A way to understand it, to understand me.
Kaius thought I was Fae because I could wield magik, but so could Nanna Alba. And so could Briar. Sure, I hadn’t seen them use the amount of power I had in that room with the prince, but if that made me Fae, then it made them one, too?
Did they know? Is that why I grew up immersed in a world of magik and folklore?
To keep the Fae away, Nanna Alba said when she burnt sticks of myrrh.
Was that more than superstition? My mind tripped over itself as it whirled from memory to memory.
The wards we had all studiously erected, the talismans she made constantly, there had been times I’d laughed them off and she had begged me to take it home. I reached for the familiar comfort of the pendant that was no longer around my neck, and I dropped my hand with a sigh.
I desperately needed to organise the information blazing through my mind, needed to find a way to make it make sense. Wrenching open the drawers in front of me, I was certain I'd seen a stub of pencil in one of them. I found the first empty and slammed it shut. A few black buttons rattled in the second as I shoved it back. The third drawer revealed the small, thin pencil rolling around inside, and I laughed in victory. It was blunt, but I could work with that. I needed paper.
I chewed my lip for a moment, eyeing the old books stacked under the TV and considering if I was really going to write all over one.
Fuck it, I’m doing it.
Right now, it was my only option and picking out the most boring looking one—Stein’s Introduction to Fungi—I sat on the bed to flick through the book before realising there were few blank pages.
Without hesitation, I put pencil to paper, scribbling down everything I could remember in every available space, underlining the things I needed to find out more of in a hurried disjointed scrawl that I doubted even I would be able to decipher.
The pencil soon became unusable, and knowing I wasn’t going to find a sharpener hidden in here, I turned to the mostly blunt knife that came with dinner, because who would give aprisoner a pointy object? But it was enough to sharpen make it useable again.
When I had written down all I knew about this place, I moved onto Nanna and the things she had told me as I was growing up. The things she had done.
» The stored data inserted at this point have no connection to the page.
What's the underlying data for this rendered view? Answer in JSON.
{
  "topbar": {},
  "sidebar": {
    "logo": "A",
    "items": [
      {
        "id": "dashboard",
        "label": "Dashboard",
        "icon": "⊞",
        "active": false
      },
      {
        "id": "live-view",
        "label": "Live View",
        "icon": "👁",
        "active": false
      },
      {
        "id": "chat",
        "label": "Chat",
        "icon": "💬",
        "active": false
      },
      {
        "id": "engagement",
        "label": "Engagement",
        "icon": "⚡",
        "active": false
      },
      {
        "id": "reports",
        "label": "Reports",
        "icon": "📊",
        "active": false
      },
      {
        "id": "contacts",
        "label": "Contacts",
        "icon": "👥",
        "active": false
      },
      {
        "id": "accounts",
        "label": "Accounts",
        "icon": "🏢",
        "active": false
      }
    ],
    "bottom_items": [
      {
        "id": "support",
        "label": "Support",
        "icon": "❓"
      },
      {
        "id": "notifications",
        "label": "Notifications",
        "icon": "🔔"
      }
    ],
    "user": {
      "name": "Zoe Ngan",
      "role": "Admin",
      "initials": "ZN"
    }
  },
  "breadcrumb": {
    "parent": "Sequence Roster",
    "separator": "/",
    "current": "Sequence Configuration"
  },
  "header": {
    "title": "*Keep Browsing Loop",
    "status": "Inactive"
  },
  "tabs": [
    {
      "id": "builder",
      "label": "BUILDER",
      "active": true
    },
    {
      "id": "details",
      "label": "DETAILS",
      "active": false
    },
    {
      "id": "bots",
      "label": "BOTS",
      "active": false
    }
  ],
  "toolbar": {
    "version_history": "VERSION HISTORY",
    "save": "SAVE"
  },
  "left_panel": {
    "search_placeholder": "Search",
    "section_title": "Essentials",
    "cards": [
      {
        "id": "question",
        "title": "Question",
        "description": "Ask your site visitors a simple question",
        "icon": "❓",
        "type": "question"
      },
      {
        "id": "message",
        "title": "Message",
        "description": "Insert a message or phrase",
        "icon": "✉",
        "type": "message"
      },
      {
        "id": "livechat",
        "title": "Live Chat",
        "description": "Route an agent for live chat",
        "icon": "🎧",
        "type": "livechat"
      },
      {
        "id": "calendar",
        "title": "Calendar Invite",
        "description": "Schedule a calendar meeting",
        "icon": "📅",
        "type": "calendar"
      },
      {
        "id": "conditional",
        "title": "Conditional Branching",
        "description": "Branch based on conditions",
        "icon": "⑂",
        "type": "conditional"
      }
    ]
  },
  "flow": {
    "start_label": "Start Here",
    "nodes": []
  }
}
Flipping to the back of the book, past numerous depictions of mushrooms, I hesitantly wrote about the nightmares that plagued me—nothing in detail, just the basic points. Next, I added themomentswith the forest and overhearing the conversation between Bastian and Marcellus, explaining them the best I could.
I would find the answers, I was sure of it.
23
CHAPTER TWENTY-THREE
ELODIE
The air was snatched from my lungs as panic clawed its way up my throat in its attempt to suffocate me.
Why couldn’t I have dreams about rainbows and fluffy bunnies?
There was no way to swallow past the dread, and turning in a slow circle, I took in the trees that ringed the clearing.
Everything was the same—same tall wildflowers. Same jumble of trees.
The small pool, shaded by the large willow, unchanged.
The soft breeze blew the scent of the flowers around me as the drone of the bees collecting their pollen dipped in and out of earshot.
It’s just a dream, Elodie, It’s not real.
All I need to do if it all goes to shit is wake up.
I sucked down a breath, I could control this. It was all in my head after all. Each beat of my heart was a race to the next, despite my heroic attempts at deep breathing.
Forcing myself to count to ten, I waited for the spark that would set it all ablaze. I wasn’t sure how long I stood there, waiting and waiting. Knowing what was about to happen and not having a single way to stop it.
Other than waking up.
Desperate to feel the comforting hum of energy flow through me, I pulled at my magik, but there was nothing there. I was empty, the more I tried, the harder it became, and I knew I stood no chance once that fire started.